LID-1 retains reactivity with leprosy patient sera. (A) LID-1 (a fusion construct of ML0405 and ML2331), ML0405FL, ML0405Tr, and ML2331 reactivities were assessed by IgG binding in an ELISA with eight MB leprosy patient serum samples from Salvador and eight NEC serum samples. (B) Sera from clinically diagnosed Japanese MB and PB leprosy patients, and Japanese EC individuals, were assessed for IgG reactivities with LID-1, ML0405, and ML2331. Each point represents an individual serum sample, and the median is represented by the line.

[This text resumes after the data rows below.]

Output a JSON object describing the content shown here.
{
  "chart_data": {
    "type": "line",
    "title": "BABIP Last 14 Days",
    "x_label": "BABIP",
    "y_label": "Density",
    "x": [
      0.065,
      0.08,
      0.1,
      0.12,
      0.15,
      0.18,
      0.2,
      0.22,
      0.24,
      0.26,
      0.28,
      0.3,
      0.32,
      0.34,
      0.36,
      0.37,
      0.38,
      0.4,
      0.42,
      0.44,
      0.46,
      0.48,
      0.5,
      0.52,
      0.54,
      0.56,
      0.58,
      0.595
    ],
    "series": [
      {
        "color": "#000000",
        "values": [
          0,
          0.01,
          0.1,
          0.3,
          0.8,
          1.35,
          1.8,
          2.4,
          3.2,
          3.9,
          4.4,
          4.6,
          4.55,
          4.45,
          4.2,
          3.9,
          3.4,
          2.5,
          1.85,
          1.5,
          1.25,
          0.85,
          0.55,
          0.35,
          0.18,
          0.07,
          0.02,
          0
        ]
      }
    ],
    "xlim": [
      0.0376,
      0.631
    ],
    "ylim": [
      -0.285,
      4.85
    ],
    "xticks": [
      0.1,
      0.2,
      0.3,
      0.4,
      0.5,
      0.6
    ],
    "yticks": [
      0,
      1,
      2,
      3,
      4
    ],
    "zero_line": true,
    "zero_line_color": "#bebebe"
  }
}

The number above each data set is the percent positive responses. *, P < 0.05; #, P < 0.001 versus EC.
FIG. 6.
FIG. 6.
LID-1 reactivity can diagnose leprosy before clinical symptoms. (A) LID-1 and NDO-BSA reactivities within sera from a prospective study conducted in Cebu City, Philippines, were assessed by either IgG or IgM binding in an ELISA. Sera were collected at a variety of times prior to the clinical diagnosis of MB leprosy in 11 patients and at a variety of times after the commencement of treatment. (B) Representative plots for individual patients are shown. (C) Sera were collected from 57 household contacts that did not develop clinical leprosy and were compared with single serum samples from each individual contact that developed leprosy (serum samples were collected within 3 months of clinical diagnosis). #, P < 0.001. (D) LID-1 and NDO-BSA reactivities within sera from a prospective study using 10 U.S.-based individuals who were immunized with BCG were assessed. Sera were collected at regular intervals following BCG immunization. The solid circle at day zero designates the reactivity of a leprosy patient serum sample that was included as a positive control.